Dialah Asmodeus, salah satu iblis yang mewakili satu dari tujuh dosa manusia yakni hawa nafsu. Wujudnya dapat berubah-ubah menjadi yang diinginkan untuk menjebak manusia untuk menjadi pengikutnya.

Meski begitu, wujudnya saat ini adalah yang paling ia senangi. 

"Haaah! Aku sangat tidak menyukai manusia keras kepala sepertimu." Suara Asmodeus terdengar selembut mentega. Manusia biasa akan langsung tergerak hatinya untuk mengikuti perintahnya, "Jadi, kita persingkat saja. Dimana adik tiriku? Aku mau menjemputnya."

Hendro menjawabnya dengan doa-doa yang terus ia gumamkan. 

"Aduh, kalau kau seperti ini terus, aku juga bisa sebal, lho." Asmodeus mengarahkan tangan kanannya untuk menyentuh pundak manusia itu.

Namun, gerakannya terhenti saat jari telunjuknya malah menyentuh tabir transparan yang menutupi tubuh pria tua itu.

"Hmm, menarik." Katanya saat melihat ujung jemarinya yang gosong setelah menyentuh tabir tersebut. 

Asmodeus bukan iblis sembarangan. Ia memiliki kekuatan yang mampu menuntun dunia pada kerusakan. Tapi, tentu saja ia tak menginginkannya.

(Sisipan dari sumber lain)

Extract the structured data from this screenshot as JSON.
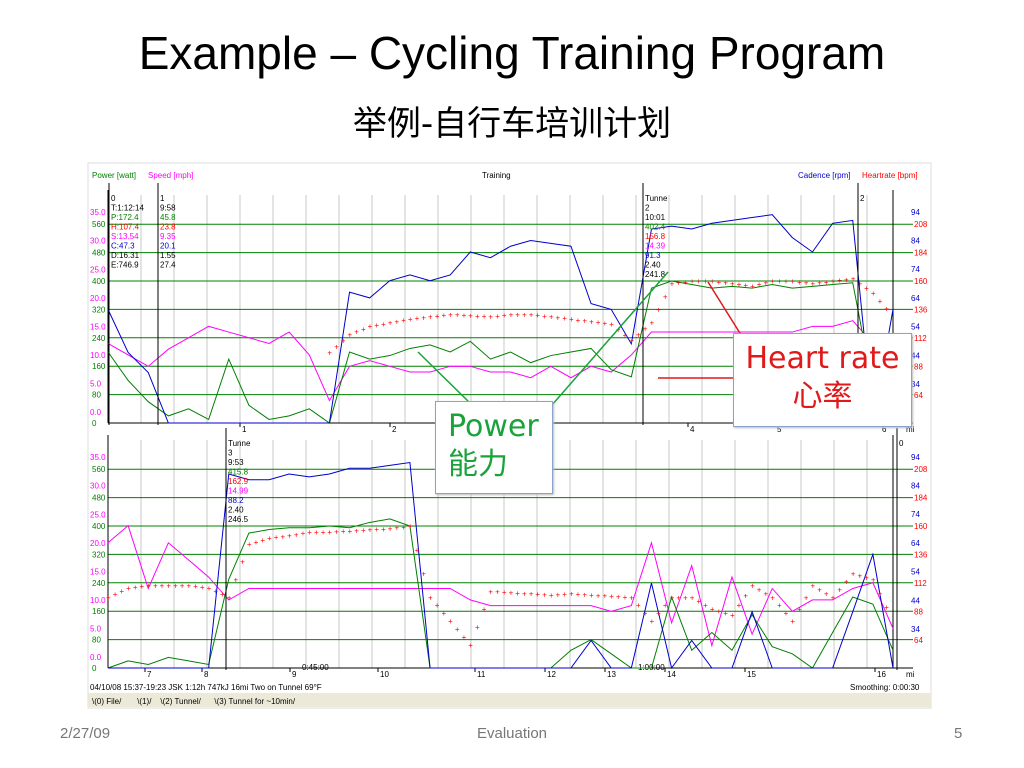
{
  "slide": {
    "title": "Example – Cycling Training Program",
    "subtitle": "举例-自行车培训计划",
    "footer_date": "2/27/09",
    "footer_center": "Evaluation",
    "page_number": "5"
  },
  "callouts": {
    "power_en": "Power",
    "power_zh": "能力",
    "hr_en": "Heart rate",
    "hr_zh": "心率"
  },
  "colors": {
    "power": "#008000",
    "speed": "#ff00ff",
    "cadence": "#0000cc",
    "heartrate": "#ff0000",
    "grid_h": "#008000",
    "grid_v": "#c8c8c8"
  },
  "chart_data": {
    "type": "line",
    "title": "Training",
    "legend": {
      "power": "Power [watt]",
      "speed": "Speed [mph]",
      "cadence": "Cadence [rpm]",
      "heartrate": "Heartrate [bpm]"
    },
    "left_speed_ticks": [
      "35.0",
      "30.0",
      "25.0",
      "20.0",
      "15.0",
      "10.0",
      "5.0",
      "0.0"
    ],
    "left_power_ticks": [
      "560",
      "480",
      "400",
      "320",
      "240",
      "160",
      "80",
      "0"
    ],
    "right_cadence_ticks": [
      "94",
      "84",
      "74",
      "64",
      "54",
      "44",
      "34"
    ],
    "right_hr_ticks": [
      "208",
      "184",
      "160",
      "136",
      "112",
      "88",
      "64"
    ],
    "ylim_power": [
      0,
      560
    ],
    "ylim_speed": [
      0,
      35
    ],
    "ylim_cadence": [
      34,
      94
    ],
    "ylim_heartrate": [
      64,
      208
    ],
    "upper": {
      "xlabel": "mi",
      "x_ticks": [
        "1",
        "2",
        "3",
        "4",
        "5",
        "6"
      ],
      "x_range_mi": [
        0,
        6.3
      ],
      "markers": [
        {
          "lines": [
            "0",
            "T:1:12:14",
            "P:172.4",
            "H:107.4",
            "S:13.54",
            "C:47.3",
            "D:16.31",
            "E:746.9"
          ]
        },
        {
          "lines": [
            "1",
            "9:58",
            "45.8",
            "23.8",
            "9.35",
            "20.1",
            "1.55",
            "27.4"
          ]
        },
        {
          "lines": [
            "Tunne",
            "2",
            "10:01",
            "402.4",
            "156.8",
            "14.39",
            "91.3",
            "2.40",
            "241.8"
          ]
        },
        {
          "lines": [
            "2"
          ]
        }
      ],
      "series": [
        {
          "name": "cadence",
          "values": [
            60,
            45,
            38,
            0,
            0,
            0,
            0,
            0,
            0,
            0,
            0,
            0,
            66,
            64,
            70,
            72,
            70,
            72,
            80,
            78,
            82,
            84,
            83,
            82,
            62,
            60,
            48,
            88,
            89,
            88,
            90,
            91,
            92,
            93,
            85,
            80,
            90,
            91,
            0,
            60
          ]
        },
        {
          "name": "heartrate",
          "values": [
            null,
            null,
            null,
            null,
            null,
            null,
            null,
            null,
            null,
            null,
            null,
            100,
            115,
            122,
            125,
            128,
            130,
            132,
            131,
            130,
            132,
            132,
            130,
            128,
            126,
            124,
            110,
            125,
            158,
            160,
            160,
            158,
            156,
            160,
            160,
            158,
            160,
            162,
            150,
            130
          ]
        },
        {
          "name": "power",
          "values": [
            200,
            120,
            60,
            20,
            40,
            10,
            180,
            50,
            10,
            20,
            40,
            0,
            200,
            180,
            190,
            210,
            220,
            200,
            230,
            180,
            200,
            170,
            190,
            200,
            210,
            150,
            130,
            380,
            400,
            390,
            380,
            385,
            380,
            390,
            380,
            385,
            390,
            395,
            100,
            40
          ]
        },
        {
          "name": "speed",
          "values": [
            12,
            10,
            8,
            11,
            13,
            15,
            14,
            13,
            12,
            14,
            10,
            2,
            8,
            9,
            8,
            7,
            7,
            8,
            8,
            7,
            7,
            6,
            8,
            6,
            8,
            7,
            10,
            14,
            14,
            14,
            14,
            14,
            14,
            14,
            14,
            15,
            15,
            16,
            12,
            10
          ]
        }
      ]
    },
    "lower": {
      "xlabel": "mi",
      "x_ticks": [
        "7",
        "8",
        "9",
        "10",
        "11",
        "12",
        "13",
        "14",
        "15",
        "16"
      ],
      "x_range_mi": [
        6.3,
        16.5
      ],
      "time_labels": [
        "0:45:00",
        "1:00:00"
      ],
      "markers": [
        {
          "lines": [
            "Tunne",
            "3",
            "9:53",
            "415.8",
            "162.9",
            "14.99",
            "88.2",
            "2.40",
            "246.5"
          ]
        },
        {
          "lines": [
            "0"
          ]
        }
      ],
      "series": [
        {
          "name": "cadence",
          "values": [
            0,
            0,
            0,
            10,
            0,
            0,
            88,
            86,
            86,
            88,
            87,
            88,
            90,
            90,
            91,
            92,
            0,
            0,
            0,
            0,
            0,
            20,
            0,
            0,
            30,
            0,
            0,
            50,
            0,
            30,
            0,
            0,
            40,
            0,
            20,
            0,
            0,
            40,
            60,
            0
          ]
        },
        {
          "name": "heartrate",
          "values": [
            100,
            108,
            110,
            110,
            110,
            108,
            100,
            145,
            150,
            152,
            155,
            155,
            156,
            157,
            158,
            160,
            100,
            80,
            60,
            105,
            104,
            103,
            102,
            103,
            102,
            101,
            100,
            80,
            100,
            100,
            90,
            85,
            110,
            100,
            80,
            110,
            100,
            120,
            115,
            80
          ]
        },
        {
          "name": "power",
          "values": [
            0,
            20,
            10,
            30,
            20,
            10,
            250,
            380,
            390,
            395,
            395,
            400,
            395,
            410,
            420,
            400,
            0,
            0,
            0,
            0,
            0,
            0,
            0,
            50,
            80,
            40,
            0,
            0,
            200,
            50,
            100,
            50,
            150,
            60,
            40,
            0,
            100,
            200,
            180,
            50
          ]
        },
        {
          "name": "speed",
          "values": [
            20,
            23,
            12,
            20,
            17,
            14,
            10,
            12,
            12,
            12,
            12,
            12,
            12,
            12,
            12,
            12,
            12,
            12,
            10,
            9,
            9,
            9,
            9,
            9,
            9,
            8,
            9,
            20,
            6,
            16,
            2,
            14,
            4,
            12,
            8,
            10,
            10,
            12,
            13,
            5
          ]
        }
      ]
    },
    "status_line": "04/10/08 15:37-19:23 JSK 1:12h 747kJ 16mi Two on Tunnel 69°F",
    "smoothing": "Smoothing: 0:00:30",
    "tabs": [
      "(0) File",
      "(1)",
      "(2) Tunnel",
      "(3) Tunnel for ~10min"
    ]
  }
}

Baginya, memanipulasi manusia untuk mengikuti hawa nafsu dan melihat mereka melakukan dosa adalah hal yang paling nikmat untuk iblis terkutuk semacam dirinya. 

Salah satu hiburan bagi dirinya yang telah hidup selama miliaran tahun. Bahkan sebelum dunia ini tercipta. Meski jaman telah berubah, Asmodeus merasa bahwa manusia tetap sama seperti sebelumnya.

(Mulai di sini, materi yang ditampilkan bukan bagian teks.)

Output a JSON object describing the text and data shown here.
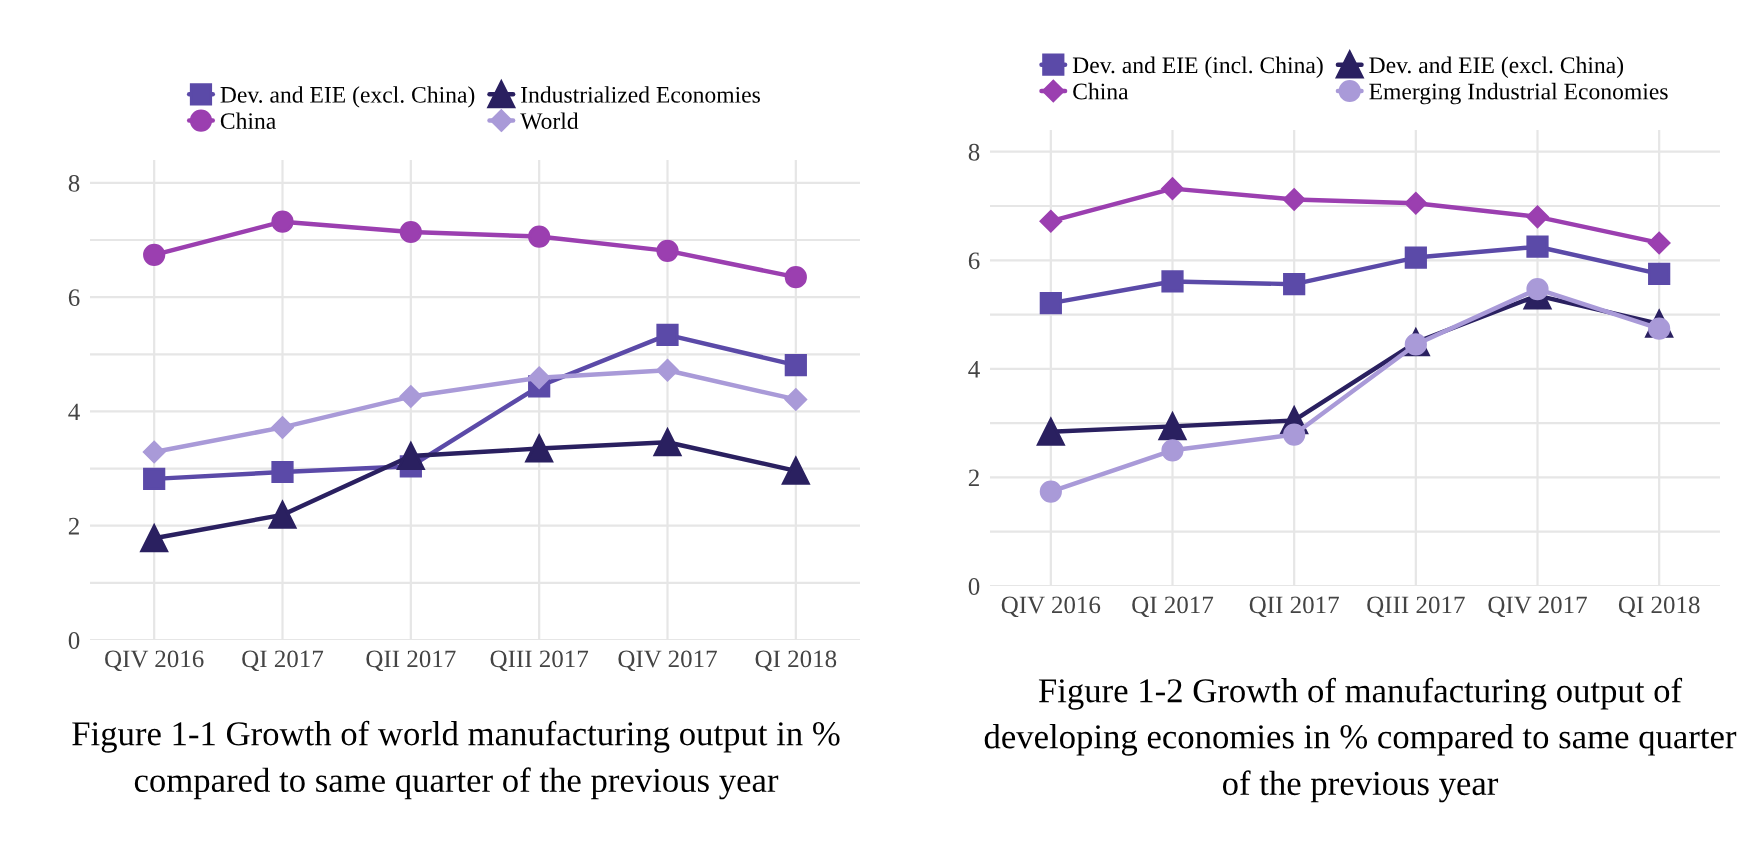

Dia yakin sekali takkan ada yang mampu mengalahkannya.

Mungkin, hanya beberapa manusia terpilihlah yang pernah meninggalkan goresan di tubuhnya.

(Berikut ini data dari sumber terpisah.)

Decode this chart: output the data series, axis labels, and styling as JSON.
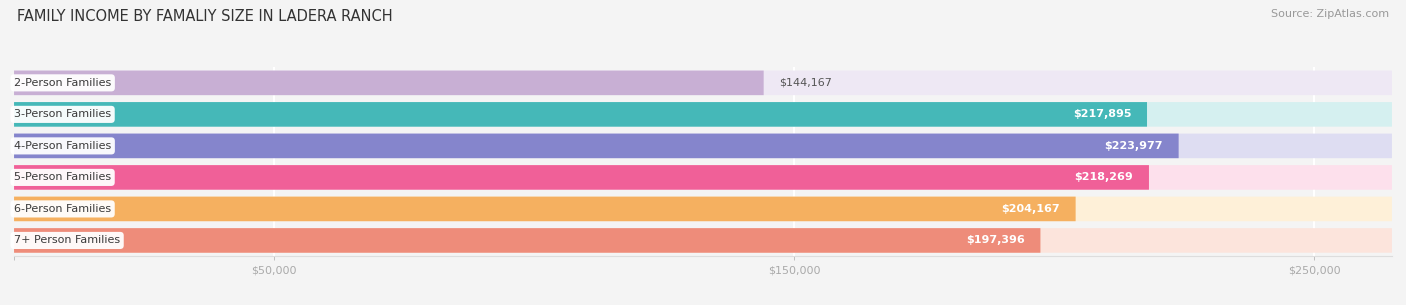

"Untuk ukuran seorang pelindung, kau itu lumayan juga. Pantas ayah malah menitipkannya padamu. Aku jadi penasaran sekuat apa dia." Kata iblis itu dengan senyum menawan.

Ia lalu melemparkan pandangannya ke seluruh ruangan yang gelap itu. Mata hitam legamnya terpaku pada gentong tanah liat yang mengeluarkan aroma memikat. Apapun yang berada dalam gentong tersebut, berhasil memancingnya untuk mendekat. 

Menyadari hal tersebut, Hendro, tetap dengan mata tertutup, mulai bersuara dengan keras, "Aku berlindung dari godaan setan yang terkutuk, yang menuntun manusia menuju kesesatan--,"

"SIAL!" Bentak Asmodeus kala ia menyadari kalau ini adalah jebakan.

Hendro melempar tasbih hitam ke arahnya. "Dan sekiranya kamu melihat ketika para malaikat mencabut nyawa orang-orang yang kafir sambil memukul wajah dan punggung mereka dan berkata, ' Rasakanlah olehmu siksa neraka yang membakar.'"

Asmodeus tahu bahwa ia takkan bisa mati hanya karena seorang manusia lemah seperti Hendro.

Tapi, kekuatannya bisa dilumpuhkan atau lebih buruk lagi, disegel, dalam waktu yang tidak diketahui. 

Tasbih itu kemudian menjerat kaki dan mulai mengikat tubuh Asmodeus hingga membuat iblis itu menggeram kesakitan. 

Mendengar hal itu, Hendro segera berbalik dan berlari meninggalkan ruangan tersebut. Setelah ia membuka mata, Hendro langsung mencari kunci mobil sebelum mengunci pintu depan. 

Langkahnya berderap cepat menuju mobil sedan hitamnya. Dalam benaknya hanya terbayang wajah Sandra dan cucunya, Arjen. 

Apapun yang terjadi, ia harus menyelamatkan mereka.  

Tak ada tempat yang aman di dunia ini karena intaian para iblis juga setan selalu membayangi setiap gerak-gerik umat manusia. Namun, Hendro tahu bahwa selama perlindungan Tuhan masih ada, mereka akan selalu memiliki harapan. 

Mobil yang dikendarainya meluncur lancar saat melewati pagar rumahnya yang terbuka lebar.

Untuk pertama kalinya, Hendro mensyukuri kecerobohan istrinya itu.

Ia mulai mengarahkan mobil menuju arah sekolah Arjen. Jantungnya masih berdegup keras akan kejadian barusan.

Hendro tahu ini bukan waktu yang tepat untuk merasa panik karena ia harus tetap berkepala dingin, mencari solusi yang dapat memperpanjang hidup mereka lebih lama lagi. 

Meski begitu, seluruh tubuhnya tetap gemetaran dan keringat dingin membasahi dahinya. 

"Tenang. Aku harus tenang." Ucapnya sambil memegang setir kemudi dengan erat. 

Kemudian matanya menangkap dua sosok yang dicarinya keluar dari supermarket di seberang jalan. 

Hendro menghentikan mobilnya dan membuka jendela sebelum berteriak dengan suara yang lantang, "Sandra! Arjen! Sebelah sini! Ayo cepat masuk!"